Battle Over Contraception Mandate Continues
April 26, 2012

The controversy of the mandate announced by U.S. Department of Health and Human Services Secretary Kathleen Sebelius requiring all employers providing insurance to cover the costs of contraception, sterilization, and abortion-inducing drugs has begun to move to the courts.

Grace-Marie Turner, president of the Galen Institute, notes several groups and multiple state attorneys general have filed or joined lawsuits against the mandate.

“This is not an issue about contraceptives. This is an issue of religious freedom, and it is the first of many of our freedoms that will be violated,” Turner said.

Religious Leaders Reject Mandate

Sarah Torre, a research assistant at the Heritage Foundation, notes Catholic groups and religious liberty organizations have jumped into the fight in response to the administration’s definition of preventive services under the president’s health care law.

“This will force almost all employers to provide abortion-inducing drugs, contraception, and sterilization coverage in their employer health plans,” Torre said. “But this mandate has nothing to do with access to contraceptives or birth control, really. It has everything to do with the government forcing private citizens’ employers to provide services and drugs against their moral beliefs.
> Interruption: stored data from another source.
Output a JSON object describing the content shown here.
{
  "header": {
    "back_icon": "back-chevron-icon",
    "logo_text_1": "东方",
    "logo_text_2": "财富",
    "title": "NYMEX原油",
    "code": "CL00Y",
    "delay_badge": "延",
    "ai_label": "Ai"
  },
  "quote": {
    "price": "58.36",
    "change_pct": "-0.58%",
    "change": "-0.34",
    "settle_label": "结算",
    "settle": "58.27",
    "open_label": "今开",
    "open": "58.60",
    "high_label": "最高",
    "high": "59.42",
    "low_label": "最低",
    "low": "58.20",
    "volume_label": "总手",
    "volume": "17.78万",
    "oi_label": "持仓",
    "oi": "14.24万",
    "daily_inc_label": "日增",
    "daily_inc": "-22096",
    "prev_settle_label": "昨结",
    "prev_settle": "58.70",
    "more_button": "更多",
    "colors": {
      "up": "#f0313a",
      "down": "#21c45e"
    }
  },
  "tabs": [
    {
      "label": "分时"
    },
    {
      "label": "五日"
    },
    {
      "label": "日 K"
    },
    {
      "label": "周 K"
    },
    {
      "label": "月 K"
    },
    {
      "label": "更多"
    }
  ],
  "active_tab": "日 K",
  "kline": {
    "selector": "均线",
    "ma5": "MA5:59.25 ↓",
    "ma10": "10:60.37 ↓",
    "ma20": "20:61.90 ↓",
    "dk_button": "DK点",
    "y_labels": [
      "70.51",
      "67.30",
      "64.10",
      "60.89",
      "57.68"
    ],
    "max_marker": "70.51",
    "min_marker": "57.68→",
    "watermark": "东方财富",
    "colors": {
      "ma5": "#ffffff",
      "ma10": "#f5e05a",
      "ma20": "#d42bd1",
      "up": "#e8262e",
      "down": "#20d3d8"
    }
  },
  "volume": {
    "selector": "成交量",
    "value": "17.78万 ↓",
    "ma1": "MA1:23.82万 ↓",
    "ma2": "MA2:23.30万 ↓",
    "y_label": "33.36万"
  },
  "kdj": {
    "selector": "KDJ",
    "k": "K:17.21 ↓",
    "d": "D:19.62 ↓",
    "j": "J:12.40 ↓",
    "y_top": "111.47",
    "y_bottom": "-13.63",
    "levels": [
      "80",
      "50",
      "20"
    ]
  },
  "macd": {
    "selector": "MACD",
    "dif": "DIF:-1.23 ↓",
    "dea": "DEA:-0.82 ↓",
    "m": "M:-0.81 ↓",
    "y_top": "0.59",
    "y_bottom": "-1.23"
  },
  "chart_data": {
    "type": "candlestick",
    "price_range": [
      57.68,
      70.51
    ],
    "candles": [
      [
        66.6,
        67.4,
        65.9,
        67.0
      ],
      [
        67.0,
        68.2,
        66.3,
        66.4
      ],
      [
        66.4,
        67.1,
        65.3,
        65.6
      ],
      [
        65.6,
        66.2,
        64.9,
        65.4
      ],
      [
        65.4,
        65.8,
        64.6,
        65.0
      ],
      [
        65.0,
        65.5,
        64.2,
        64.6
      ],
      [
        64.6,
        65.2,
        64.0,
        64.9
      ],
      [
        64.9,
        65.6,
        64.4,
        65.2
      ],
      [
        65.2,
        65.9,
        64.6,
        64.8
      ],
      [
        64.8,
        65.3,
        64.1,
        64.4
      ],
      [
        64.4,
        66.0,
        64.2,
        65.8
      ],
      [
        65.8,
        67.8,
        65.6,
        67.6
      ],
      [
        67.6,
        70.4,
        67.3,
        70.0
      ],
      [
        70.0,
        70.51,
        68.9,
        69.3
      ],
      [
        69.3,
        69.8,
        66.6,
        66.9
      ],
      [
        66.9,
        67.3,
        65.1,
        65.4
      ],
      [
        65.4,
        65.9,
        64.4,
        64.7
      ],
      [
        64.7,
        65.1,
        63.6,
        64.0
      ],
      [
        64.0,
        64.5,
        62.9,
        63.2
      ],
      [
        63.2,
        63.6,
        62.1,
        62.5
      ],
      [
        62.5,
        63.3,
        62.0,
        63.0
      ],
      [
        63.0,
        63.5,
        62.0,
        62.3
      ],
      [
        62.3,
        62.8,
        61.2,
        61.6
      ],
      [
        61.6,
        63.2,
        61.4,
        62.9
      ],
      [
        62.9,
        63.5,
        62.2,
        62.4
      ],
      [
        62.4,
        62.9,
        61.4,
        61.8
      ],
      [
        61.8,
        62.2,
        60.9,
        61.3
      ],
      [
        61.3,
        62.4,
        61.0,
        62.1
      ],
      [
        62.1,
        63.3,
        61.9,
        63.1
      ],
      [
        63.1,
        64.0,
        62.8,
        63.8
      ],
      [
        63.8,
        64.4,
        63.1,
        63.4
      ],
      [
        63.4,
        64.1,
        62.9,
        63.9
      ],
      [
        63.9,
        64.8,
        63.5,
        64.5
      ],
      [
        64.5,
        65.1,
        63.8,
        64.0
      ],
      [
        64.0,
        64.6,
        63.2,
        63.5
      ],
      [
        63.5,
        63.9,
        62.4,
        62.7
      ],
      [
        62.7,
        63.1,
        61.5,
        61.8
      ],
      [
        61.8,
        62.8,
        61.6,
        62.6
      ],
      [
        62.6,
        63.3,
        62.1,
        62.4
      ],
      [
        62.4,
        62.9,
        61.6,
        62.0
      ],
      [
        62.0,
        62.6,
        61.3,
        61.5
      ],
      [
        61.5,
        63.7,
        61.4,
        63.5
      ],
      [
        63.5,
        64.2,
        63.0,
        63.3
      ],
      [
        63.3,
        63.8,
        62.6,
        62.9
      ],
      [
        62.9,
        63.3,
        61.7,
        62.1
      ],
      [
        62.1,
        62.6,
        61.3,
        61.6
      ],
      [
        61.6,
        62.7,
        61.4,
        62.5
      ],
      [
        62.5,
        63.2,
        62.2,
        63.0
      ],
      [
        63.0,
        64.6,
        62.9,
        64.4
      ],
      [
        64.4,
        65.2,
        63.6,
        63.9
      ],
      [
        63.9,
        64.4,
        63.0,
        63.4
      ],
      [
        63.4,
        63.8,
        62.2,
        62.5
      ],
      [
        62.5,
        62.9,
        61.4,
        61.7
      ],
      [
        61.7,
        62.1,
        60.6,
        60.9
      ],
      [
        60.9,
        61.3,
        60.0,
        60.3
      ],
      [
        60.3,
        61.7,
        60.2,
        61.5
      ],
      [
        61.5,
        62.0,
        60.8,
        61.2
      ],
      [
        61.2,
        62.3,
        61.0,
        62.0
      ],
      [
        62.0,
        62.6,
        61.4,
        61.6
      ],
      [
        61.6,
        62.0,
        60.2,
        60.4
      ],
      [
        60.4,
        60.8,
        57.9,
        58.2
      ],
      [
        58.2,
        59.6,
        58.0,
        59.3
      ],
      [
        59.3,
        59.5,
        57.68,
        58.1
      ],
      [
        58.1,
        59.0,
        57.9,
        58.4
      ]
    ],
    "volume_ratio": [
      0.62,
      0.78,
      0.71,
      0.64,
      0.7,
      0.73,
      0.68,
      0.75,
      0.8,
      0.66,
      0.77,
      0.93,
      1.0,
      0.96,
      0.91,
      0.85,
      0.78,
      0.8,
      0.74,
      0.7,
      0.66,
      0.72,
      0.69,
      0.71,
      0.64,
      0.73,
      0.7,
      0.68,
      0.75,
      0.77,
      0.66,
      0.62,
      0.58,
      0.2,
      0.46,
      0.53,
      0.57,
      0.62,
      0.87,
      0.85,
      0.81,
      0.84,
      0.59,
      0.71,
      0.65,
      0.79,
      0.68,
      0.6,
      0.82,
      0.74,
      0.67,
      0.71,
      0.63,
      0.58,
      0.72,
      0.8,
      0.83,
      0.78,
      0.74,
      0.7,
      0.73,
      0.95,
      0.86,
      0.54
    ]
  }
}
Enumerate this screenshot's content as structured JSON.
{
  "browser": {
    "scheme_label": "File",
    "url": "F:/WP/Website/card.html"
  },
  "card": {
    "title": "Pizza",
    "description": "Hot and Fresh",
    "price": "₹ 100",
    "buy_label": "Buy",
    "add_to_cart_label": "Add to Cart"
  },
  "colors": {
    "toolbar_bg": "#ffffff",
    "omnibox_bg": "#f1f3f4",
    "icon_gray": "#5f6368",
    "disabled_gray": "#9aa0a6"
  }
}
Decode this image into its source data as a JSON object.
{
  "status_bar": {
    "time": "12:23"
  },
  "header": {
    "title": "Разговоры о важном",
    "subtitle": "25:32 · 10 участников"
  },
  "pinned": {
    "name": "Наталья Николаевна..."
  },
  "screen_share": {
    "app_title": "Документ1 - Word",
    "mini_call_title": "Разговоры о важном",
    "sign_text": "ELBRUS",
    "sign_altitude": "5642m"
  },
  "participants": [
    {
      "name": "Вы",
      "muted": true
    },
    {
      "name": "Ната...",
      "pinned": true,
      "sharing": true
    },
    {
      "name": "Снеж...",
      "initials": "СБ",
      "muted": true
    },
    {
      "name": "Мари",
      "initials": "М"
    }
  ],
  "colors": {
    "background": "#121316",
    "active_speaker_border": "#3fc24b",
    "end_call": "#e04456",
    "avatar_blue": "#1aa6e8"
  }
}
And it’s a serious violation of religious liberty.”

Torre warns, “This is just one of many mandates that Obamacare has within the law, and there’s a lot more to come.”

Turner agrees, noting Catholics aren’t the only ones who see the law as an assault on their freedoms.

“2,500 religious leaders joined in signing a letter to the President in solidarity with the Catholic Church against the mandate, because they know that any of our freedoms in other religious denominations as well as many others could be next,” said Turner.

Government Expansive Role

Hadley Heath, a senior policy analyst the Independent Women’s Forum (IWF), says the underlying issue is the role of government.

“It’s a much broader issue than whether or not one small group of people wants to hold onto their religious convictions. They should be free to do that. But the rest of society, even if we don’t hold that view, we should make sure that they’re guaranteed their freedoms to run their business and live in a way that is consistent with their moral conscience. That’s a freedom that applies to everyone, whether they identify as religious or not,” Heath said.

Heath says this fight is an inevitable result of a government takeover of health care.

“When government gets too involved in health care, people are going to clash on decisions that we shouldn’t have to make collectively, that should be left to the individual” said Heath.